Pour beaucoup de leurs pères spirituels des différentes confessions religieuses, la priorité du pays aujourd’hui reste la paix. Et pour la construire durablement, la CENCO et l’ECC lancent un appel auquel ils souhaitent s’associer : celui d’un dialogue sincère, inclusif et républicain. Selon lui, ce dialogue tant souhaité n’est pas un lieu de « partage du gâteau », mais une table de vérité, de réconciliation et de responsabilité nationale pour le salut de la Nation.

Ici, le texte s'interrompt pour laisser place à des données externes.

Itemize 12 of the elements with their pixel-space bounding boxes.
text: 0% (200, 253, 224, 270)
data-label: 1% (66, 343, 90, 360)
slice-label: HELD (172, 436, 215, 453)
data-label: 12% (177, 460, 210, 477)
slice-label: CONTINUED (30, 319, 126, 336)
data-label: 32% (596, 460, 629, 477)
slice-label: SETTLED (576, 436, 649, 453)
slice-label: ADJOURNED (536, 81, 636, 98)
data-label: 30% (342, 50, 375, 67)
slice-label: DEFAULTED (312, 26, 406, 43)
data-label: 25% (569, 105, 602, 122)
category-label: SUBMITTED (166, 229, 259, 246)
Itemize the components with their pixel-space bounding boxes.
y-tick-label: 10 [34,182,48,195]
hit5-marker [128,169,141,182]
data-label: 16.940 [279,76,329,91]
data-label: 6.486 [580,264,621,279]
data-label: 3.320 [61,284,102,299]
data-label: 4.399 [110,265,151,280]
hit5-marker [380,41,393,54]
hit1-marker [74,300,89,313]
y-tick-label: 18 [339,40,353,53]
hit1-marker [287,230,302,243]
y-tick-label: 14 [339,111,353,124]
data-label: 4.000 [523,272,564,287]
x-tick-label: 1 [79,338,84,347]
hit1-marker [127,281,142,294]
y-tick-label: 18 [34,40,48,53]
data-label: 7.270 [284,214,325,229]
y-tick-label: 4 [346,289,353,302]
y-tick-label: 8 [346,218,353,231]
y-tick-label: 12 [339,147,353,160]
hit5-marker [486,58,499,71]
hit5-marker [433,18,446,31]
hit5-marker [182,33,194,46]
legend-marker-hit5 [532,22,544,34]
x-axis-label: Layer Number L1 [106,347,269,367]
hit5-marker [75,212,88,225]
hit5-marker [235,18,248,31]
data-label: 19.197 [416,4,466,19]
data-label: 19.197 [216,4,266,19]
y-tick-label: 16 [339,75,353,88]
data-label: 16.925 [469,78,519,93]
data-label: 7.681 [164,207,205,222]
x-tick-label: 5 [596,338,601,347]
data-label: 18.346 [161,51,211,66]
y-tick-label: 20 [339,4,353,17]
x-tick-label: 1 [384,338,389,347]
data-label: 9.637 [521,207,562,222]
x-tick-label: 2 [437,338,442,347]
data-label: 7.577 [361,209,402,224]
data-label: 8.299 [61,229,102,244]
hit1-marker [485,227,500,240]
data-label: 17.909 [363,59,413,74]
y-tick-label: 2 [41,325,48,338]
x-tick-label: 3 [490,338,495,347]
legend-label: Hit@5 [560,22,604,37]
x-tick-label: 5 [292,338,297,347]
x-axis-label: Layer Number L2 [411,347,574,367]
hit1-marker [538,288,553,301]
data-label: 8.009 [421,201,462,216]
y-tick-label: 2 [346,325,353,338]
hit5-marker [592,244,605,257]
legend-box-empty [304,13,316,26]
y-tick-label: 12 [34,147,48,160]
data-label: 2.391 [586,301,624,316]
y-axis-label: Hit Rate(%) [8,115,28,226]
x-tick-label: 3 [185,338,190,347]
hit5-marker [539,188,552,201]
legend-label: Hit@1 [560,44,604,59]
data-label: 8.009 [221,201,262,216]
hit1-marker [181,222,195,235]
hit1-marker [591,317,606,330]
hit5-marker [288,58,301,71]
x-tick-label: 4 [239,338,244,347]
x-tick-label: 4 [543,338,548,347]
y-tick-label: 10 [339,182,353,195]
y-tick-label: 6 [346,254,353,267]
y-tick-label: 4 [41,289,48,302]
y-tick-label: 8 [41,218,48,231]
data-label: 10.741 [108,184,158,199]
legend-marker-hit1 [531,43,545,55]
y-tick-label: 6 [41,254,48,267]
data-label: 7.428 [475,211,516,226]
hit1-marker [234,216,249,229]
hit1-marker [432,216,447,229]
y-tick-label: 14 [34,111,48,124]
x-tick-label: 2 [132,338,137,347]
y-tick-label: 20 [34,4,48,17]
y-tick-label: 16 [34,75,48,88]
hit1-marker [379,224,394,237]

« Notre vœu est que vos échanges d’aujourd’hui donnent naissance à une nouvelle synergie. Là où la politique divise, la foi doit réconcilier. Démarquez-vous de ces jeunes que le désespoir ou les manipulations politiques poussent vers la violence ou la délinquance urbaine. Votre regroupement doit proposer une véritable alternative : celle de l’éducation, de l’entrepreneuriat et du service communautaire », a-t-il fait savoir dans son intervention.

Et de poursuivre :

« Chers jeunes, l’Église vous regarde avec une immense confiance. Vos pasteurs n’ont cessé de plaider en faveur d’une gouvernance juste et d’un Congo digne. Mais ce Congo de dignité ne se construira ni sans vos bras, ni sans vos intelligences, ni sans vos cœurs purifiés. Le Congo de demain sera le reflet de la jeunesse d’aujourd’hui. Si vous choisissez l’unité, le Congo sera uni. Si vous choisissez l’intégrité, le Congo sera fort. Que ces “Échanges patriotiques” ne soient pas une simple activité de plus dans vos agendas, mais le point de départ d’une véritable révolution copernicienne des mentalités à Kinshasa ». 

Cette rencontre des jeunes intervient dans un contexte où le pays fait face à une forte polarisation du débat autour de la réforme constitutionnelle. À ce débat s’ajoutent d’autres défis, notamment sociaux, politiques, mais aussi sécuritaires, marqués par l’activisme des groupes armés locaux et étrangers, ainsi que par l’agression rwandaise à travers la rébellion de l’AFC/M23, qui occupe de vastes pans des provinces du Nord-Kivu et du Sud-Kivu, dans l’Est de la République démocratique du Congo.

Les initiatives diplomatiques censées résoudre la crise sécuritaire peinent à produire les résultats escomptés sur le terrain. Par ailleurs, le dialogue national inclusif continue de diviser la classe sociopolitique congolaise sur son format.